(Rezension – Werbung) Sandman Universe: The Dreaming 2 von Simon Spurrier


Softcover: € 16,99
Erstveröffentlichung: 21.04.2020
Seiten: 148
Autoren: Simon Spurrier
Zeichner: Bilquis Evely, Abigail Larson
Storys: The Dreaming 7-12
Verlag: Panini Comics

Die Suche nach Dream geht weiter – Dora und der Rabe Matthew jagen ihn durch alle Welten hindurch und kommen der Wahrheit Schritt für Schritt näher.
In der Zwischenzeit lernt Dream die Liebe kennen und verbringt eine wunderbare Zeit mit der Sterblichen, nichtsahnend, dass die Liebe gleichzeitig sein Untergang sein kann…..

Das Cover ist einfach toll und ansprechend und passt perfekt zur Geschichte. Der erste Band hat mir gut gefallen – auch wenn er anders war und die Schreibweise einfach speziell waren, tat es der Geschichte keinen Abbruch. Sollte dies im zweiten Band auch so sein?

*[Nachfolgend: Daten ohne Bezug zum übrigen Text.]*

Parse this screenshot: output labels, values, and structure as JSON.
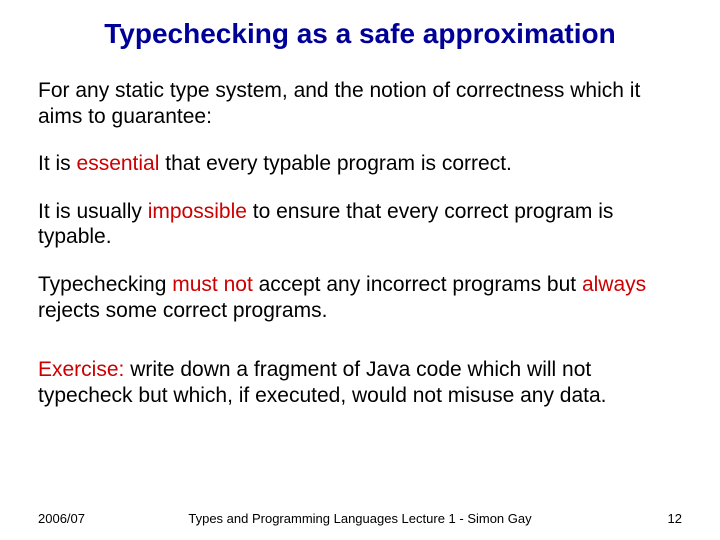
{
  "title": "Typechecking as a safe approximation",
  "p1a": "For any static type system, and the notion of correctness which it aims to guarantee:",
  "p2": {
    "a": "It is ",
    "b": "essential",
    "c": " that every typable program is correct."
  },
  "p3": {
    "a": "It is usually ",
    "b": "impossible",
    "c": " to ensure that every correct program is typable."
  },
  "p4": {
    "a": "Typechecking ",
    "b": "must not",
    "c": " accept any incorrect programs but ",
    "d": "always",
    "e": " rejects some correct programs."
  },
  "p5": {
    "a": "Exercise:",
    "b": " write down a fragment of Java code which will not typecheck but which, if executed, would not misuse any data."
  },
  "footer": {
    "left": "2006/07",
    "center": "Types and Programming Languages Lecture 1 - Simon Gay",
    "right": "12"
  }
}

Leider muss ich hier sagen, dass ich mir beim zweiten Band schon schwerer getan habe. Der Beginn war wirklich toll – Dream lernt die Liebe kennen und stürzt sich Hals über Kopf in dieses unbeschreibliche Gefühl und es wird eine wirklich tolle Geschichte erschaffen. Ab dem 9. Kapitel wird es für mich dann schwieriger. Die Dialoge und Zeichnungen harmonieren zwar wirklich toll zusammen, jedoch waren die Art der Dialoge spezieller und komplizierter und manchmal fiel es mir echt schwer alles richtig zu erfassen. Zeitweise fühlte ich mich fast ein bisschen dumm – komisch ich weiß. Ich weiß, dass das Sandman Universum speziell ist und nicht als normal angesehen werden kann, nur leider wurde mir ab der Hälfte ein wenig die Freude an der Geschichte genommen, einfach, weil ich die Zusammenhänge zu verwirrend fand – die Dialoge zu speziell. Die Welten wechselten zu schnell, die Figuren konnten sich nicht richtig entfalten. Es war mir einfach zu viel. Bis zu einem gewissen Maße begeistert mich diese Art und Weise, aber eben nur bis zu einem gewissen Maße. Leider.

Ich habe jetzt schon ein paar Comics aus dem Sandman-Universum gelesen und man muss einfach dafür sein. Wenn ihr es mal probieren wollt, bietet sich „The Dreaming“ oder „House of Whispers“ sehr gut an, aber startet nicht mit „Lucifer“.